[Mlir-commits] [mlir] [mlir][AMDGPU] Support vector<2xbf16> packed atomic fadd (PR #113929)

Mon Oct 28 15:35:09 PDT 2024

https://github.com/krzysz00 updated https://github.com/llvm/llvm-project/pull/113929

>From 4fd02f3cd6564db841d796884ec772e28b439531 Mon Sep 17 00:00:00 2001
From: Krzysztof Drewniak <Krzysztof.Drewniak at amd.com>
Date: Wed, 11 Sep 2024 15:09:54 +0000
Subject: [PATCH] [mlir][AMDGPU] Support vector<2xbf16> packed atomic fadd

Now that we use LLVM's native bfloat types in the AMDGPU lowering,
enable vector<2xbf16> for AMDGPU.
---
 mlir/include/mlir/Dialect/AMDGPU/IR/AMDGPU.td         |  2 +-
 mlir/lib/Conversion/AMDGPUToROCDL/AMDGPUToROCDL.cpp   |  9 +--------
 .../Conversion/AMDGPUToROCDL/amdgpu-to-rocdl.mlir     | 11 +++++++++++
 3 files changed, 13 insertions(+), 9 deletions(-)

diff --git a/mlir/include/mlir/Dialect/AMDGPU/IR/AMDGPU.td b/mlir/include/mlir/Dialect/AMDGPU/IR/AMDGPU.td
index cba35bbca1f83b..69745addfd748e 100644
--- a/mlir/include/mlir/Dialect/AMDGPU/IR/AMDGPU.td
+++ b/mlir/include/mlir/Dialect/AMDGPU/IR/AMDGPU.td
@@ -254,7 +254,7 @@ def AMDGPU_RawBufferAtomicCmpswapOp :
 def AMDGPU_RawBufferAtomicFaddOp :
     AMDGPU_Op<"raw_buffer_atomic_fadd", [AllElementTypesMatch<["value", "memref"]>,
       AttrSizedOperandSegments]>,
-    Arguments<(ins AnyTypeOf<[F32, VectorOfLengthAndType<[2], [F16]>]>:$value,
+    Arguments<(ins AnyTypeOf<[F32, VectorOfLengthAndType<[2], [F16, BF16]>]>:$value,
                    Arg<AnyMemRef, "buffer to operate on", [MemRead, MemWrite]>:$memref,
                    Variadic<I32>:$indices,
                    DefaultValuedAttr<BoolAttr, "true">:$boundsCheck,
diff --git a/mlir/lib/Conversion/AMDGPUToROCDL/AMDGPUToROCDL.cpp b/mlir/lib/Conversion/AMDGPUToROCDL/AMDGPUToROCDL.cpp
index 0ccd4133d3761d..5a7897f233eaa8 100644
--- a/mlir/lib/Conversion/AMDGPUToROCDL/AMDGPUToROCDL.cpp
+++ b/mlir/lib/Conversion/AMDGPUToROCDL/AMDGPUToROCDL.cpp
@@ -98,15 +98,8 @@ struct RawBufferOpLowering : public ConvertOpToLLVMPattern<GpuOp> {
     // bits, use a scalar load and bitcast it.
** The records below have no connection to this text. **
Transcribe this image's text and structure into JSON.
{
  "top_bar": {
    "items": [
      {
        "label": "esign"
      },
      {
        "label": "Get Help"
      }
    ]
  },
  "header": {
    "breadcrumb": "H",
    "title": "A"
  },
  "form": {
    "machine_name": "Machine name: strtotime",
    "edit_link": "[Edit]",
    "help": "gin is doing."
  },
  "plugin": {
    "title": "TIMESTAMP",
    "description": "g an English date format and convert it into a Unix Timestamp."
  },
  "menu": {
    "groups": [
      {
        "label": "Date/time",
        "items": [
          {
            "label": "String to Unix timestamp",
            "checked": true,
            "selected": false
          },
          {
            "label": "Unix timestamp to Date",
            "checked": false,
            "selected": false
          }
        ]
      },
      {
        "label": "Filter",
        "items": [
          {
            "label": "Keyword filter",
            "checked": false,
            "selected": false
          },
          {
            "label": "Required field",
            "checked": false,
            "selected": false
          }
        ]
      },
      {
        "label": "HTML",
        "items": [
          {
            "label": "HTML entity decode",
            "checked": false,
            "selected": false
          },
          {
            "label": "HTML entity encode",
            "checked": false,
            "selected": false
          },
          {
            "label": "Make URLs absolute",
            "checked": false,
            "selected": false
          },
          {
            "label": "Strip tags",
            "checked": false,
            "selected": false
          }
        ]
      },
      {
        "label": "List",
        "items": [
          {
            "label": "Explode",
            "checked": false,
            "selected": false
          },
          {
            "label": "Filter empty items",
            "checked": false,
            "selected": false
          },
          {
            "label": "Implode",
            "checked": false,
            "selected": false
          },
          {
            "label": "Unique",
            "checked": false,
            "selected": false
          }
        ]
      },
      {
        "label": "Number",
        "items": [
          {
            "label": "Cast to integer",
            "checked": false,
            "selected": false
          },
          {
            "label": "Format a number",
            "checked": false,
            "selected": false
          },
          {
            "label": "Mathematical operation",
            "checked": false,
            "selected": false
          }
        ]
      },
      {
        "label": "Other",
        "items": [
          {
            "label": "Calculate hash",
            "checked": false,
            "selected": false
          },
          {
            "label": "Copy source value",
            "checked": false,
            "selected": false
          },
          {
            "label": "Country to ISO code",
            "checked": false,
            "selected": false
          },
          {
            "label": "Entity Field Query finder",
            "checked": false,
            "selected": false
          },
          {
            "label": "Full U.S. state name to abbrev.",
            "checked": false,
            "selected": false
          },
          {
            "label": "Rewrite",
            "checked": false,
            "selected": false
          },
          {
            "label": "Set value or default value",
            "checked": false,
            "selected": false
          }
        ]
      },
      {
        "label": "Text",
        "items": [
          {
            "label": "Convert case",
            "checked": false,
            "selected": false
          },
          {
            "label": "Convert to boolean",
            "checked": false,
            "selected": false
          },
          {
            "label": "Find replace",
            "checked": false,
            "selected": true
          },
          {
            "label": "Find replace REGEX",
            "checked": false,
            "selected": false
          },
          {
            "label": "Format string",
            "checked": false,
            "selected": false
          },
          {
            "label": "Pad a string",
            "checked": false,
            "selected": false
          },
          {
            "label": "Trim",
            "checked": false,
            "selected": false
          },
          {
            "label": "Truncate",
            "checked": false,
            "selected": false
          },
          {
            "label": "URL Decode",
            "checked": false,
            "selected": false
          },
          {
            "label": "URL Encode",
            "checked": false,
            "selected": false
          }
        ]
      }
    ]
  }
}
Similarly, if bitsize(T) < 32
     // and the total load size is >= 32, use a vector load of N / (bitsize(T) /
     // 32) x i32 and bitcast. Also, the CAS intrinsic requires integer operands,
-    // so bitcast any floats to integers. On top of all this, cast bfloat
-    // (vectors) to i16 since the backend doesn't currently support bfloat on
-    // these operations.
+    // so bitcast any floats to integers.
     Type llvmBufferValType = llvmWantedDataType;
-    if (wantedDataType.isBF16())
-      llvmBufferValType = rewriter.getI16Type();
-    if (auto wantedVecType = dyn_cast<VectorType>(wantedDataType))
-      if (wantedVecType.getElementType().isBF16())
-        llvmBufferValType = wantedVecType.clone(rewriter.getI16Type());
     if (atomicCmpData) {
       if (auto floatType = dyn_cast<FloatType>(wantedDataType))
         llvmBufferValType = this->getTypeConverter()->convertType(
diff --git a/mlir/test/Conversion/AMDGPUToROCDL/amdgpu-to-rocdl.mlir b/mlir/test/Conversion/AMDGPUToROCDL/amdgpu-to-rocdl.mlir
index 7fd5610a88913e..a9ea44925e9140 100644
--- a/mlir/test/Conversion/AMDGPUToROCDL/amdgpu-to-rocdl.mlir
+++ b/mlir/test/Conversion/AMDGPUToROCDL/amdgpu-to-rocdl.mlir
@@ -163,6 +163,17 @@ func.func @gpu_gcn_raw_buffer_atomic_fadd_v2f16(%value: vector<2xf16>, %buf: mem
   func.return
 }
 
+// CHECK-LABEL: func @gpu_gcn_raw_buffer_atomic_fadd_v2bf16
+func.func @gpu_gcn_raw_buffer_atomic_fadd_v2bf16(%value: vector<2xbf16>, %buf: memref<64xbf16>, %idx: i32) {
+  // CHECK: %[[numRecords:.*]] = llvm.mlir.constant(128 : i32)
+  // GFX9:  %[[flags:.*]] = llvm.mlir.constant(159744 : i32)
+  // RDNA:  %[[flags:.*]] = llvm.mlir.constant(822243328 : i32)
+  // CHECK: %[[resource:.*]] = rocdl.make.buffer.rsrc %{{.*}}, %{{.*}}, %[[numRecords]], %[[flags]]
+  // CHECK: rocdl.raw.ptr.buffer.atomic.fadd %{{.*}}, %[[resource]], %{{.*}}, %{{.*}}, %{{.*}} : vector<2xbf16>
+  amdgpu.raw_buffer_atomic_fadd {boundsCheck = true} %value -> %buf[%idx] : vector<2xbf16> -> memref<64xbf16>, i32
+  func.return
+}
+
 // CHECK-LABEL: func @gpu_gcn_raw_buffer_atomic_fmax_f32
 func.func @gpu_gcn_raw_buffer_atomic_fmax_f32(%value: f32, %buf: memref<64xf32>, %idx: i32) {
   // CHECK: %[[numRecords:.*]] = llvm.mlir.constant(256 : i32)